As much as Corner Wolves still needs to be defined, that much is firmly anchored and drives the project forward. Bryna Dabby Smith, CEO of Brass Lion, knows what it takes to create a good foundation for a game and keep track. As Project Manager for Sleeping Dogs at United Front at Activision, this was the key. “One of the things that I think they did very well was the story element, and they’ve really invested a lot in the narrative design,” she says. “It was not just the feeling of the world, they were actually writing something that actually sounded correct from a cultural point of view, that it actually had roots in something that went beyond mere,” Hey, this is going to be a damn good game. “
There is a big shift going on and I think the parties are too late.
Bryna Dabby Smith
Brass Lion is currently working on Corner Wolves as a game and is open to appearing on as many platforms as possible. The developer also believes that the property has great potential for other media, be it films, comics or any other form taking place in the world.

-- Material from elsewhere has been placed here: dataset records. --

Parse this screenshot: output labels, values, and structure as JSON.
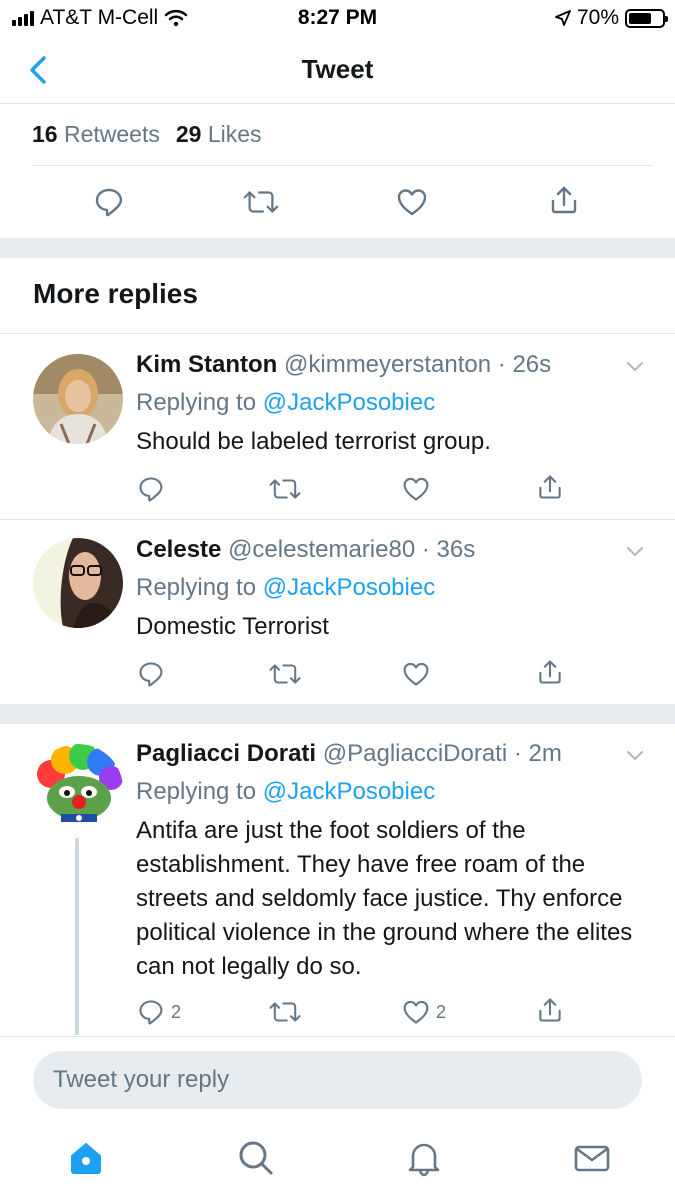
{
  "status_bar": {
    "carrier": "AT&T M-Cell",
    "time": "8:27 PM",
    "battery": "70%"
  },
  "header": {
    "title": "Tweet"
  },
  "stats": {
    "retweets_count": "16",
    "retweets_label": "Retweets",
    "likes_count": "29",
    "likes_label": "Likes"
  },
  "section": {
    "title": "More replies"
  },
  "replies": [
    {
      "name": "Kim Stanton",
      "handle": "@kimmeyerstanton",
      "sep": "·",
      "time": "26s",
      "replying_label": "Replying to",
      "replying_to": "@JackPosobiec",
      "text": "Should be labeled terrorist group.",
      "reply_count": "",
      "like_count": ""
    },
    {
      "name": "Celeste",
      "handle": "@celestemarie80",
      "sep": "·",
      "time": "36s",
      "replying_label": "Replying to",
      "replying_to": "@JackPosobiec",
      "text": "Domestic Terrorist",
      "reply_count": "",
      "like_count": ""
    },
    {
      "name": "Pagliacci Dorati",
      "handle": "@PagliacciDorati",
      "sep": "·",
      "time": "2m",
      "replying_label": "Replying to",
      "replying_to": "@JackPosobiec",
      "text": "Antifa are just the foot soldiers of the establishment. They have free roam of the streets and seldomly face justice. Thy enforce political violence in the ground where the elites can not legally do so.",
      "reply_count": "2",
      "like_count": "2"
    }
  ],
  "composer": {
    "placeholder": "Tweet your reply"
  },
  "colors": {
    "accent": "#1da1f2",
    "muted": "#657786",
    "text": "#14171a",
    "band": "#e6ecf0"
  },
  "icons": [
    "back-chevron-icon",
    "reply-icon",
    "retweet-icon",
    "like-icon",
    "share-icon",
    "caret-down-icon",
    "home-icon",
    "search-icon",
    "notifications-icon",
    "messages-icon"
  ]
}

So far, the reception of Corner Wolves and Brass Lion has generally been positive by the people the trio has met. “There is a big shift going on, and I think games are too late for the party,” says Dabby Smith. “I think movies have already started going there, and if you talk to someone in the bigger entertainment area, someone with a Hollywood background, they get that because they’ve already seen Get Out and they’ve seen Black Panther, and they have all seen Crazy Rich Asians all incredibly good because they tell compelling stories. And the fact that they focus on characters of color and marginalized voices does not hold them back, because people are hungry for them and are looking for different types of stories. “
Especially for Brass Lion and Corner Wolves, these stories are not black and white. They may not have a happy ending and are too big to be solved by a video game. But they are what people need and want to hear, and now is the time for them to know.